Cons: Poor and unresponsive controls, lack of keymapping customization, horrible voice acting and glitchy.
Overall: Two thumbs sideways, 70, C-, ** out of five.
Let’s face it. Shooters are pretty common. Then again, finding one that is merely passable can be hard. Finding a good one is even harder. So Deep Black: Reloaded was instantly intriguing.
In its basic terms, Deep Black: Reloaded is a cover based third-person shooter. The setting of the game is one with a lot of potential. It is a world where traditional ideas of the nation and standard government has been phased out. The world is split into regions that are owned and governed by corporations and AI. Even different terrorist groups are borderline corporations. Even though the setting is strong, the story is pretty weak. Take a cookie cutter soldier archetype character who has the personality of a cardboard box. Send him out on a mission to save hostages from a terrorist group. He discovers that there’s something larger than the “save the hostages and kill the terrorists” narrative that’s given to you in the beginning and let the corporate warfare begin. The story doesn’t really evolve much beyond that point, which is pretty sad.
A fighting chance…
As said earlier, the setting is great. If the story was fleshed out more, Deep Black would’ve actually been stronger and closer to being on par with the hardcore games. Yes, Biart does admit that this game is more of an arcade shooter and asked that it not be compared with standard hardcore console and PC shooters. However, the setting alone does give it the potential for being a strong “hardcore” shooter if done right. It’s actually kind of depressing that Biart didn’t push for something more in-depth.
The graphics engine is also top notch, especially when you get to the underwater sequences. Then again, Biart does do a lot underwater worlds in their work. So, if there’s anything that we can expect them to do right and beautifully, it’s the underwater world. The only problem that arises from the underwater world is the fact that there is a disconnect between the above water and the underwater visuals in terms of quality. Where there are beautifully rendered and fairly unpredictable underwater sequences, when you’re out of the water, things become bland.
I never thought I would say this but the straightforward, linear presentation of the game is actually one of its greatest strengths. Deep Black, at least in terms of this format, lends itself to linear gameplay. It’s mostly because the story itself is so limited that it would be pointless to try for something a little more open.
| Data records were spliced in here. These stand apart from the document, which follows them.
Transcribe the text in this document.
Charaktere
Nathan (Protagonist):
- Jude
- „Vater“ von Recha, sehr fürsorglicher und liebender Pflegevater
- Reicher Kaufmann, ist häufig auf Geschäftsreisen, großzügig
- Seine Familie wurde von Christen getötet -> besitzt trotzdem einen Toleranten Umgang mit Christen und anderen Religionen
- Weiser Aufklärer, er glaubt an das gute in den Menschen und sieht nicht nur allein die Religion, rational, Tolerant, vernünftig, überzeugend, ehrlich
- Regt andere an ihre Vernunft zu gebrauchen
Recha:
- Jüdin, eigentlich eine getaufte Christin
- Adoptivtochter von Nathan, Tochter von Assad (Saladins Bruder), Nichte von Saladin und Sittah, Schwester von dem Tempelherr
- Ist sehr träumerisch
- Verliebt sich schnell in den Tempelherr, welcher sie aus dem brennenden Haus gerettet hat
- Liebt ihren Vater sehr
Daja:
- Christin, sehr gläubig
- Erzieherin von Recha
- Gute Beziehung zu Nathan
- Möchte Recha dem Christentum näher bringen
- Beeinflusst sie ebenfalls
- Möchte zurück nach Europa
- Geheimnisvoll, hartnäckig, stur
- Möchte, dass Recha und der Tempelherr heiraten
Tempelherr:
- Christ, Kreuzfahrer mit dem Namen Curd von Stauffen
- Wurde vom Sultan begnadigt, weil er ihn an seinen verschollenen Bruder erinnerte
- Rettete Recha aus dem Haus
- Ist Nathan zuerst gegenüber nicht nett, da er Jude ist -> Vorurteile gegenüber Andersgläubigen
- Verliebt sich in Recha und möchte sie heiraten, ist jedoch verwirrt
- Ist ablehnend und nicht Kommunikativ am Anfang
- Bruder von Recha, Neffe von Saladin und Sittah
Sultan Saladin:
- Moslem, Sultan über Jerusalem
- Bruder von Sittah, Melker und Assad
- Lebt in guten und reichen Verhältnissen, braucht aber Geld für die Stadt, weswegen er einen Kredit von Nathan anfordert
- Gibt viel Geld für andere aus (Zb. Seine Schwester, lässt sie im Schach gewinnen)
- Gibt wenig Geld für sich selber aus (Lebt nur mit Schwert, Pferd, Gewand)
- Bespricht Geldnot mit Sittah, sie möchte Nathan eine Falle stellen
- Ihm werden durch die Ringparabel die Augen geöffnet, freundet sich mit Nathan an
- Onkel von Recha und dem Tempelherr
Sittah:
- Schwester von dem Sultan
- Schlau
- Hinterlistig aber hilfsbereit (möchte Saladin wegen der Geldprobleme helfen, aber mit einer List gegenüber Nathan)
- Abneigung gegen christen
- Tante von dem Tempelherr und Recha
With the lacking content, Biart did the right thing by making a linear game.
Even so, there are a lot of problems with Deep Black: Reloaded. First and foremost, the controls are poorly mapped and are occasionally unresponsive. The poorly mapped part would not be as much of a problem if there had been the ability to customize the keymapping. Therein lies a problem. There is no kepmapping customization that allows you split the controls. Due to the mapping, the cover-based system is a hindrance. The problem is more in relation to the fact that evasion/speed and cover are both mapped to the spacebar. This means that if you try to roll on ground or use the jetpack underwater, if you’re by cover, you’ll enter cover even when you’re trying to head away from cover.
At best, the voice acting is a joke. It just sounds so flat and heartless. There really is no other way of saying. Each line just sounds like it’s going to be followed by the actor asking for their paycheck. The sad thing is, the only time the voice acting is halfway to believable and even tolerably amusing is when people are dying.
Probably one of the bigger issues are the general glitches. It doesn’t matter which glitches we’re talking about since there are a lot. There are glitches with the A.I. as well as hit detection. Here are some examples. Sometimes enemies leave cover and run directly at live grenades but somehow survive and end up back in cover. Sometimes kill shots don’t register. Sometimes enemies take cover on the wrong side of cover, which leads to interesting issues.
There’s a lot that is wrong with the game. However, there is enough that’s solidly polished for Biart to run with building the world more through creating a fully fledged franchise. It’s just a matter of learning how to tell the stories and making sure that the games are not as buggy as this is.
Is Deep Black: Reloaded worth your money? Yes, if only to support the developers as they do show an immense amount of promise. As stated earlier, the game does have a lot of problems but what’s done right is done incredibly well. The problems also aren’t game-breaking. They’re just annoying.
It is a good effort as we have seen larger and longer standing companies to worse with more.
Biart will hopefully try to fix a lot of the issues for the eventual console release for the game. Then again, Biart should fix the issues with the PC version as well. There is also an MMO in the works according the the Biart site, so it seems that the world is going to be getting fleshed out considerably. Biart, do NOT make this a huge missed opportunity.